The world’s two biggest economies are pulling back from the brink of a trade war after making progress in talks aimed at bringing down America’s massive trade deficit with China.
“We are putting the trade war on hold,” U.S. Treasury Secretary Steven Mnuchin said on “Fox News Sunday.”
The Associated Press reported that after high-level talks Thursday and Friday, Beijing agreed in a joint statement with the U.S. to “substantially reduce” America’s trade deficit with China — but didn’t commit to cut the gap by any specific amount. The Trump administration had sought to slash the deficit by $200 billion.

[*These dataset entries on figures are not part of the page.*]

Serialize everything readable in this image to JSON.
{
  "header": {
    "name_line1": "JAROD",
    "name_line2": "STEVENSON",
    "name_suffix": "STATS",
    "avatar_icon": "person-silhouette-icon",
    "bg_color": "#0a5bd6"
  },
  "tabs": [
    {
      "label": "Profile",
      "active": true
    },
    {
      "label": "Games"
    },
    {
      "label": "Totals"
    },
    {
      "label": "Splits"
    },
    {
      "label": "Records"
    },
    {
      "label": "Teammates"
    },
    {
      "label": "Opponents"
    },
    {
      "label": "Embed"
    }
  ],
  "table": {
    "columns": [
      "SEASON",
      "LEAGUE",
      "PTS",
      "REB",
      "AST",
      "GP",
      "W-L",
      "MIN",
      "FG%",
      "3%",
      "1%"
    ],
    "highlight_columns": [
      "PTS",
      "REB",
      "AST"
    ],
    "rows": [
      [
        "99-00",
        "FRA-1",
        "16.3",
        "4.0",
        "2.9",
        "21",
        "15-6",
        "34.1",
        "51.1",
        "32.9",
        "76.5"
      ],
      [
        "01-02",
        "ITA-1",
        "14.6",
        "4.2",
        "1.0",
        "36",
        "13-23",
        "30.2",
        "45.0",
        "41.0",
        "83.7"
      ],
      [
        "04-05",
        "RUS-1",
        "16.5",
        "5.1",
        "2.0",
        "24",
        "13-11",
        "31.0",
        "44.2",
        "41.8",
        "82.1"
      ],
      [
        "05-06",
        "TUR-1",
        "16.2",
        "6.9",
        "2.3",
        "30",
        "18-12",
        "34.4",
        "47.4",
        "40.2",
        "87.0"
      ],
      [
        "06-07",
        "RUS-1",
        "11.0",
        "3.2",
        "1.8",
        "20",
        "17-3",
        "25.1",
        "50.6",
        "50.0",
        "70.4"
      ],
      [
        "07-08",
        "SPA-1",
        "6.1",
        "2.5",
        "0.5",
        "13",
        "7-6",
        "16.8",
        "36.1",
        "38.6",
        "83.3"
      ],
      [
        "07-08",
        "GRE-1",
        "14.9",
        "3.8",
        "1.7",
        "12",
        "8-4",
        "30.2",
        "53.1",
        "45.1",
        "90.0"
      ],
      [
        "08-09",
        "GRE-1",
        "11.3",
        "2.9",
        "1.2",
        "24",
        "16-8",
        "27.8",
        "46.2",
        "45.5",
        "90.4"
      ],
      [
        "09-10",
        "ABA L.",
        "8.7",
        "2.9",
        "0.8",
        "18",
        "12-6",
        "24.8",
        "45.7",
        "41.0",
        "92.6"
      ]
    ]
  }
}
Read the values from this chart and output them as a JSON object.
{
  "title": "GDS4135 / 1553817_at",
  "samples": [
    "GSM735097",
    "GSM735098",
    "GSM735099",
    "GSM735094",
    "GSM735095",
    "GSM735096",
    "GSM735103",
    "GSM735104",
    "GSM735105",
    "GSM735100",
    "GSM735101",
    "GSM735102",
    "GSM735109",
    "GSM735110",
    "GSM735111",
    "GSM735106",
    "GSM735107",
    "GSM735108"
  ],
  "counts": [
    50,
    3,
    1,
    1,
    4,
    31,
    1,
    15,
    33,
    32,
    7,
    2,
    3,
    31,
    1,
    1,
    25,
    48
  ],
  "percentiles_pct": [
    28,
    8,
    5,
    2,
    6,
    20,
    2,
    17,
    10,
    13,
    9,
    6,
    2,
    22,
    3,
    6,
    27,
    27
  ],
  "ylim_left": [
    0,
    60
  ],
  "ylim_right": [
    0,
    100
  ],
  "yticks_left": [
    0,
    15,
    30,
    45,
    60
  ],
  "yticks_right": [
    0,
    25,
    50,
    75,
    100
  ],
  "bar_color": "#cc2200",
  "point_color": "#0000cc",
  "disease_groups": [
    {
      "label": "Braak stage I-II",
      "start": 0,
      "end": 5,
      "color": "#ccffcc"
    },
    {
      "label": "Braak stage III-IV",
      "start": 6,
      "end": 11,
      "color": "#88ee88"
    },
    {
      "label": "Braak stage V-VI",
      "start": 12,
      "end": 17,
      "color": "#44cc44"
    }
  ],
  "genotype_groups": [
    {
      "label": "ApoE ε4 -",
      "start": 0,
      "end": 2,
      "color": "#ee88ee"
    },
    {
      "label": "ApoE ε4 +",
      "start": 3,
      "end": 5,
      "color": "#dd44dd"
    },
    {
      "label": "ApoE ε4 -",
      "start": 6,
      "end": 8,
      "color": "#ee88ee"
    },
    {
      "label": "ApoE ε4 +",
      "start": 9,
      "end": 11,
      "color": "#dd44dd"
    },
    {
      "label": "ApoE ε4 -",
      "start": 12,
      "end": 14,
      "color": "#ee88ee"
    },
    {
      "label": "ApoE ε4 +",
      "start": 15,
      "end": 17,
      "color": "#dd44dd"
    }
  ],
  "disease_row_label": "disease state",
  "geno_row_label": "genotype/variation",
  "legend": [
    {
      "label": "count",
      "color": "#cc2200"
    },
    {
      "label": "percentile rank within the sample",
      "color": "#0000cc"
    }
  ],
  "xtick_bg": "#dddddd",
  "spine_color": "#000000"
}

Still, Mnuchin said the two countries had made “meaningful progress” and that the Trump administration has agreed to put on hold proposed tariffs on up to $150 billion in Chinese products. China had promised to retaliate in a move that threatened a tit-for-tat trade war.
Mnuchin said they expect to see a big increase — 35 to 45 percent this year alone — in U.S. farm sales to China. He also forecast a doubling in sales of U.S. energy products to the Chinese market, increasing energy exports by $50 billion to $60 billion in the next three to five years.
Mnuchin said Commerce Secretary Wilbur Ross, who has been part of the U.S. negotiating team, would soon be traveling to China to follow up on last week’s discussions.